Idaho officials are in preliminary discussions with the U.S. Forest Service on possibly buying federal public lands.
State Forester David Groeschl of the Idaho Department of Lands told Idaho Gov. C.L. "Butch" Otter and other members of the Idaho Land Board on Tuesday that the state is eyeing timberland that the federal agency has previously proposed for possible sale or exchange.
Groeschl said the state is also identifying potential Forest Service lands not previously considered for sale.
"It is a longshot," Groeschl said after the meeting, noting the Forest Service would have to go through its planning process and could even require U.S. lawmakers to take action.
"We want to keep our options open, whether it's private, state or even potentially federal lands," Groeschl said.
The U.S. Forest Service didn't immediately respond to phone messages from The Associated Press.
Idaho received 3.65 million acres of endowment land at statehood in 1890 that generates money, mainly for public schools. The state has about 2.44 million acres left, and the Land Board has a constitutional responsibility to manage that land to maximize financial returns over the long term.
In recent years, the Land Board has been selling residential cottage sites and commercial real estate holdings.

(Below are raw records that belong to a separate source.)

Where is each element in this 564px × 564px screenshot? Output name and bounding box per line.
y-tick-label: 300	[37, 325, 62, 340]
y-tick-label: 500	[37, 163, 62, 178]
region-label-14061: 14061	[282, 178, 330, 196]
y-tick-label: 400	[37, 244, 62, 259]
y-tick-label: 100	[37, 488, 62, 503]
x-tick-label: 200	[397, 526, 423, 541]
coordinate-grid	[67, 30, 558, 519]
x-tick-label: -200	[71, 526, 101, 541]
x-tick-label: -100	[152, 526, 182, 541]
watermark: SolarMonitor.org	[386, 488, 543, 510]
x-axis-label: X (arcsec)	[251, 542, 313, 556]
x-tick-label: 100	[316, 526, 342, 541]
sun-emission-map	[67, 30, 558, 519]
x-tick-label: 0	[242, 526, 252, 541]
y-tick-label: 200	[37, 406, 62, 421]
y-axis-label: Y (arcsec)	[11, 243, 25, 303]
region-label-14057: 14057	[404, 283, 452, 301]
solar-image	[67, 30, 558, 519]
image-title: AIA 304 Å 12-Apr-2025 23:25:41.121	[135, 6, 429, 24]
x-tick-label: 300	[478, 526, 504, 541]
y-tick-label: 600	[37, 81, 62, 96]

The cottage sites proved problematic in the Land Board's constitutional requirement to maximize profits, and the commercial real estate caused fierce criticism of some Land Board members amid concerns the state was unfairly competing with private businesses.
In May, the board adopted a new strategic reinvestment plan calling for using money from the sale of commercial real estate and residential cottage sites to buy resource-producing lands, meaning timberland and farmland. So far, the board has been more interested in timberland.
"I think we're probably better, in my experience, at operating timberland than we are farms," Otter said after the meeting.
Currently, the Land Board has about $73 million available to buy land, and is expected once all the sales of cottage sites and commercial real estate are finished to have about $160 million.
The Land Board also discussed a potential obstacle to buying private timberland and farmland in a bill in the state Senate that would require state agencies get permission from county commissioners to purchase land. That means county commissioners could prevent the Idaho Department of Lands from buying land as directed by the Land Board.
"I'm concerned about that," Otter said. "This has never come up before where the counties or the cities would exercise a veto power over the acquisition of any agency of the state."
County commissions have generally expressed concern that losing private land to public entities means taking land off tax rolls.
During the meeting, Otter asked Idaho Attorney General Lawrence Wasden, also a board member, "How can we override the Constitution with a statute?"
"We can't" Wasden said.
The bill is currently awaiting a hearing in the Senate Resources and Environment Committee.
It also isn't clear that enough private timberland will become available on which to spend the $160 million, which Groeschl said could buy about 100,000 acres.
The Land Board has five years from when money is deposited into the land bank to spend it. Unspent money would transfer to the permanent fund where it would be managed by the Idaho Endowment Fund Investment Board.